As a fan, I sometimes wondered if Young was preaching the impossible dream to a small choir of Dulcineas. So it’s been heartening to see him re-heralded as a leader in the Spotify fight, even if I’m not convinced that the wholesale removal of music from Spotify by concerned artists is the answer, let alone possible. Margo Price’s message on Twitter strikes me as what the response of most mid-level artists will be: “Massive respect to Joni Mitchell & Neil Young for always telling the truth through their art. Please remember not all of us have that kind of power/control, but even if we want it, I feel inspired to f*ck some shit up from the inside and I know we are all stronger together.”

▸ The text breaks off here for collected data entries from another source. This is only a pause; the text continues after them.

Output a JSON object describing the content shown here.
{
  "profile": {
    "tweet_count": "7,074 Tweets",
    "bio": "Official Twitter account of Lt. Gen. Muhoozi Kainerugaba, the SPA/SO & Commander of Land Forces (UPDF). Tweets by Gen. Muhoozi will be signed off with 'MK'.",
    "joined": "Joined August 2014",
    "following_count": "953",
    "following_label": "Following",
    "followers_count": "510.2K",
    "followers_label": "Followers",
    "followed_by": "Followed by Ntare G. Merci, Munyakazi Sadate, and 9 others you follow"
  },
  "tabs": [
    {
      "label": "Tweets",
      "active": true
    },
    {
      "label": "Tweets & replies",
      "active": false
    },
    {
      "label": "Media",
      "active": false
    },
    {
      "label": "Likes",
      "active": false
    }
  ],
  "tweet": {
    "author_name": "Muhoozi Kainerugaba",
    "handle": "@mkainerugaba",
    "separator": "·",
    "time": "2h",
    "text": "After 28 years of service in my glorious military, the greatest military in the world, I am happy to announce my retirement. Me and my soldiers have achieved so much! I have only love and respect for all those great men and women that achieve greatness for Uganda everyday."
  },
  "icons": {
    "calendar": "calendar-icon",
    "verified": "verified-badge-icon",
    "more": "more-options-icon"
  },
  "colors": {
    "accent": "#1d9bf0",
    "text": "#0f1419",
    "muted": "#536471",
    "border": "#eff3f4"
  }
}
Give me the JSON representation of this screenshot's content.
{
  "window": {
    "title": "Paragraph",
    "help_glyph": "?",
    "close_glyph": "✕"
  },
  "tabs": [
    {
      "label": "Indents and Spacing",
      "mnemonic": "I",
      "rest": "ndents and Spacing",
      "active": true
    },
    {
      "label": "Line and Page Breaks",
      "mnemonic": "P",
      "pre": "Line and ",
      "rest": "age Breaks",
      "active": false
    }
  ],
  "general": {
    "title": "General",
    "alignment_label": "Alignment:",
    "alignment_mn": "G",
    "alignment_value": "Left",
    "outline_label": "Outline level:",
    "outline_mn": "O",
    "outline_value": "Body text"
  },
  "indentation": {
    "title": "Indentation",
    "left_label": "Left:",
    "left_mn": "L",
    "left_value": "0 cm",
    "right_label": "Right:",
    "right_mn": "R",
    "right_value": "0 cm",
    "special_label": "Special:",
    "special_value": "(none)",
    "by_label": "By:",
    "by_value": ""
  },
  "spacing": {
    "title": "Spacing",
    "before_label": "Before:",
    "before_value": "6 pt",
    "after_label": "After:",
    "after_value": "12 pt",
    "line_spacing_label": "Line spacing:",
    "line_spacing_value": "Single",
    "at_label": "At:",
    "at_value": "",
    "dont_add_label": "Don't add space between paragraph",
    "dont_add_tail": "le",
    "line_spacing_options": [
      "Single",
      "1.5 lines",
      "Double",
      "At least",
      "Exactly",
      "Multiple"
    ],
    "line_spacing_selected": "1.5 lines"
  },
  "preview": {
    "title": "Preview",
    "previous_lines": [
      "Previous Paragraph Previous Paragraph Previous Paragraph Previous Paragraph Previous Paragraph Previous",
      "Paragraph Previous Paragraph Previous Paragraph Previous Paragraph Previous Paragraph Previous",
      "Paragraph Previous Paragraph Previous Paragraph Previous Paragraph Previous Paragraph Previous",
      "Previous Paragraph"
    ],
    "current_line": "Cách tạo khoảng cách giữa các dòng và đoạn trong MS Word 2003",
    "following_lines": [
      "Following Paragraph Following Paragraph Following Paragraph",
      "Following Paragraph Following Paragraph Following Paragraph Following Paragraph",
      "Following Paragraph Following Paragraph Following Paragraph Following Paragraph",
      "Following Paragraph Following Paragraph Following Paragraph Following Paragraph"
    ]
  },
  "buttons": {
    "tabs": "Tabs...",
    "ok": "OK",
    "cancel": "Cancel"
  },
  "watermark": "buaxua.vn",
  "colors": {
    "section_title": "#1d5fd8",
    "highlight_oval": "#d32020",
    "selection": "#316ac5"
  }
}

Fighting the power doesn’t just come from the Woodstock generation, fortunately. That famous counterculturalist Taylor Swift fucked some shit up from the inside, as it were, in her own multi-year struggle with Spotify in the mid-2010s. Initially withholding her new music from the service, then “windowing” or embargoing it in protest of not having the ability to restrict it to a pay tier, Swift was seen by some as backing down when she finally let “Lover” go out day-and-date with all other release platforms for the album. As it turned out, she’d negotiated right into her new contract with Universal that the company would make a payout to all the company’s affiliated artists if its Spotify investments got sold. A cure-all for all that ails struggling recording artists? Hardly, but it was a solid example of someone who’s rarely been considered a protest artist being a protest negotiator.

Sometimes you can fight the good fight and still have to accede to changing mores. I often think back to Young’s stance against artist selling their music for commercials in the early ‘80s, as memorialized in the satirical, ersatz beer-peddling video for “This Note’s for You.” (Chrissie Hynde also pleaded the righteous case around that time with “How Much Did You Get for Your Soul?”) How quaint that cause now seems in an era where Springsteen and Dylan have not only participated in advertising but allowed their life’s work to be sold to companies that are fully dependent on commercials to make their money back, some decade. Can everybody be right here? Of course just about any musician should be looking to license as many songs as possible for any purpose… and of course, if you go back and put yourself in a more idealistic ‘60s, ‘70s or even early-‘80s mindset, it all seems a little corny, or jejune. But Young, while not immune to the lure of the big payout, found the right way to compromise on this: He sold only 50% of his catalog last year, ensuring some ongoing control over how it’s used. Or at least Hipgnosis Song Funds founder Merck Mercuriadis seemed to say there was an agreement as such when, as part of the announcement, he quipped, “There will never be a ‘Burger of Gold.’”

Neil Young, in his own cantankerous and occasionally confounding way, still has a heart of gold, and a steely backbone to go with it. That this latest standoff will result in him being remembered by younger generations as a hero is one happy outcome of a story that’s otherwise far from resolved. Rogan’s inevitable, reasonable-sounding “If anyone was offended…” speech cooled off the anxious stock market, but it won’t take the microscope off how companies deal with dangerous misinformation going forward. Because even with all the intricacies involved, it’s not hard to decide between Young, the concerned “Old Man” still raising his voice, and Ivermectin Man, the gaslighter who says he only provides a platform for multiple viewpoints, then asserts that fellow conspiracy junkie Alex Jones is “right 80% of the time.”

Forget about groundswells and who’s “winning,” anyway: Holding corporations to accountability, whatever the result, is a counterculture fad that should never go back out of style. And, sensing that this is not something they’ve seen from many of their contemporary musical heroes, there may be whole new generations suddenly replacing Bernie Sanders’ face with Neil Young’s as their “Old Man” du jour.